回到市里,律师小陈给我打来电话。
"林总,周心念那边有动静了。"
"说。"
"她走投无路,去找了沈择城以前的一个债主,外号叫'光哥'的放贷人。"
小陈语气里带着些戏谑。
"那个光哥可不是什么善茬,周心念估计是想用身体换钱,先把你这边的不当得利官司给平了。"
我挑了挑眉。
"这路子倒是符合她的作风。"
"但是,"小陈话锋一转,"光哥查了她的底细,知道她不仅是个老赖,还被天创资本盯上了。"
"结果光哥不仅没借钱给她,还让人把她扣下了。"
"听说周心念之前为了买那辆保时捷,除了挪用公款,还偷偷找光哥借了五十万的高利贷做所谓的'投资',现在利滚利,已经一百多万了。"
狗咬狗的戏码,总是这么精彩。
"不用管她。"
我看着车窗外飞驰的夜景。
"她自己选的烂泥潭,就让她在里面烂透吧。"
挂了电话,车子驶入天创资本的地下车库。
我踩着高跟鞋,走进专属电梯。
镜面不锈钢倒映出我的样子。
干练,利落,眼神清明。
再也没有过去五年那种因为患得患失而产生的疲惫。
两个月后,沈择城的案子一审宣判。
职务侵占罪、合同诈骗罪数罪并罚,判处有期徒刑八年,并处没收个人全部财产。
听到这个消息的时候,我正在会议室里听ai医疗项目的新任技术总监做汇报。
"林总,这是下个月准备上线的20版本模型,准确率比之前提升了百分之十五。"
总监指着投影幕布上的数据,满脸兴奋。
我点了点头,在文件上签下自己的名字。
"很好,按计划推进。另外,把沈择城以前留下的那些华而不实的包装全删了,我们只做硬核数据。"
散会后,我顺手刷了一下手机。
法制新闻的推送弹了出来。
照片上的沈择城穿着橘黄色的马甲,头发剃成了板寸,颧骨高高突起,眼神麻木而空洞。
哪里还有半点当初在饭局上意气风发、逢人就炫耀"我女朋友林艺棠"的虚伪模样。
他最在乎的体面和尊严,被我亲手剥得干干净净。
下午,小陈来了一趟办公室。
"林总,周心念的案子也结了。"
他递给我一份法院的执行裁定书。
"因为她无法偿还七百三十万的不当得利,法院已经强制执行了她名下所有能查到的资产,包括几只名牌包和二手首饰。"
"不过这些都是杯水车薪。她已经被正式列入失信被执行人名单了。"
"就这些?"我翻看着薄薄的几页纸。
"不止。"小陈压低了声音,"那个放高利贷的光哥,手段很脏。周心念欠他的一百多万还不上,光哥的人天天去她租的地下室堵门。"

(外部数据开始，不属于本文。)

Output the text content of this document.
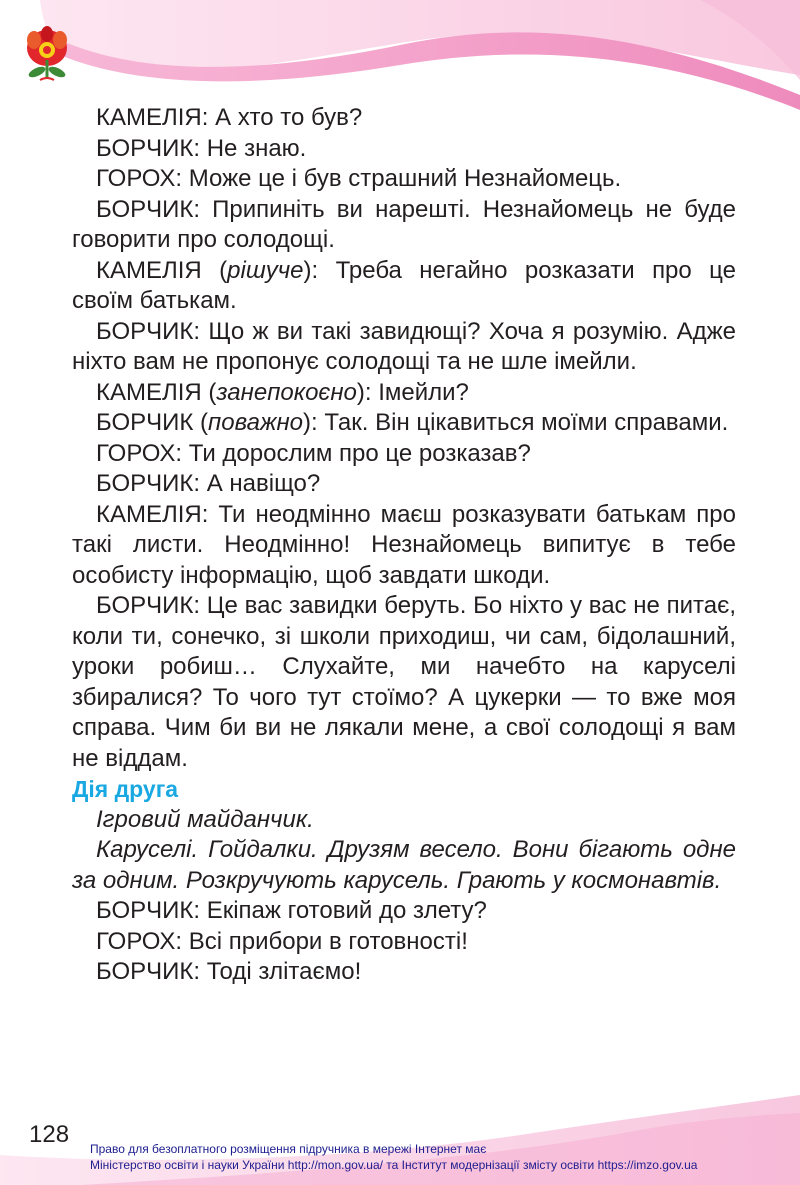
КАМЕЛІЯ: А хто то був?

БОРЧИК: Не знаю.

ГОРОХ: Може це і був страшний Незнайомець.

БОРЧИК: Припиніть ви нарешті. Незнайомець не буде говорити про солодощі.

КАМЕЛІЯ (рішуче): Треба негайно розказати про це своїм батькам.

БОРЧИК: Що ж ви такі завидющі? Хоча я розумію. Адже ніхто вам не пропонує солодощі та не шле імейли.

КАМЕЛІЯ (занепокоєно): Імейли?

БОРЧИК (поважно): Так. Він цікавиться моїми справами.

ГОРОХ: Ти дорослим про це розказав?

БОРЧИК: А навіщо?

КАМЕЛІЯ: Ти неодмінно маєш розказувати батькам про такі листи. Неодмінно! Незнайомець випитує в тебе особисту інформацію, щоб завдати шкоди.

БОРЧИК: Це вас завидки беруть. Бо ніхто у вас не питає, коли ти, сонечко, зі школи приходиш, чи сам, бідолашний, уроки робиш… Слухайте, ми начебто на каруселі збиралися? То чого тут стоїмо? А цукерки — то вже моя справа. Чим би ви не лякали мене, а свої солодощі я вам не віддам.

Дія друга

Ігровий майданчик.

Каруселі. Гойдалки. Друзям весело. Вони бігають одне за одним. Розкручують карусель. Грають у космонавтів.

БОРЧИК: Екіпаж готовий до злету?

ГОРОХ: Всі прибори в готовності!

БОРЧИК: Тоді злітаємо!

128
Право для безоплатного розміщення підручника в мережі Інтернет має
Міністерство освіти і науки України http://mon.gov.ua/ та Інститут модернізації змісту освіти https://imzo.gov.ua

"听说她现在连出门打工都不敢,只能去一些不正规的小场子里陪酒还债。"
小陈语气里带着一丝鄙夷。
"前几天在场子里,她还碰到了以前沈择城公司的一个老客户。那客户知道她的底细,当众把酒泼了她一身,还羞辱了她半天。她连个屁都不敢放。"
我合上裁定书,扔进了旁边的碎纸机里。
随着碎纸机发出的嗡嗡声,周心念这个名字,在我这里彻底成了废纸。
"我知道了。以后不用再跟我汇报她的事了。"
"好的,林总。"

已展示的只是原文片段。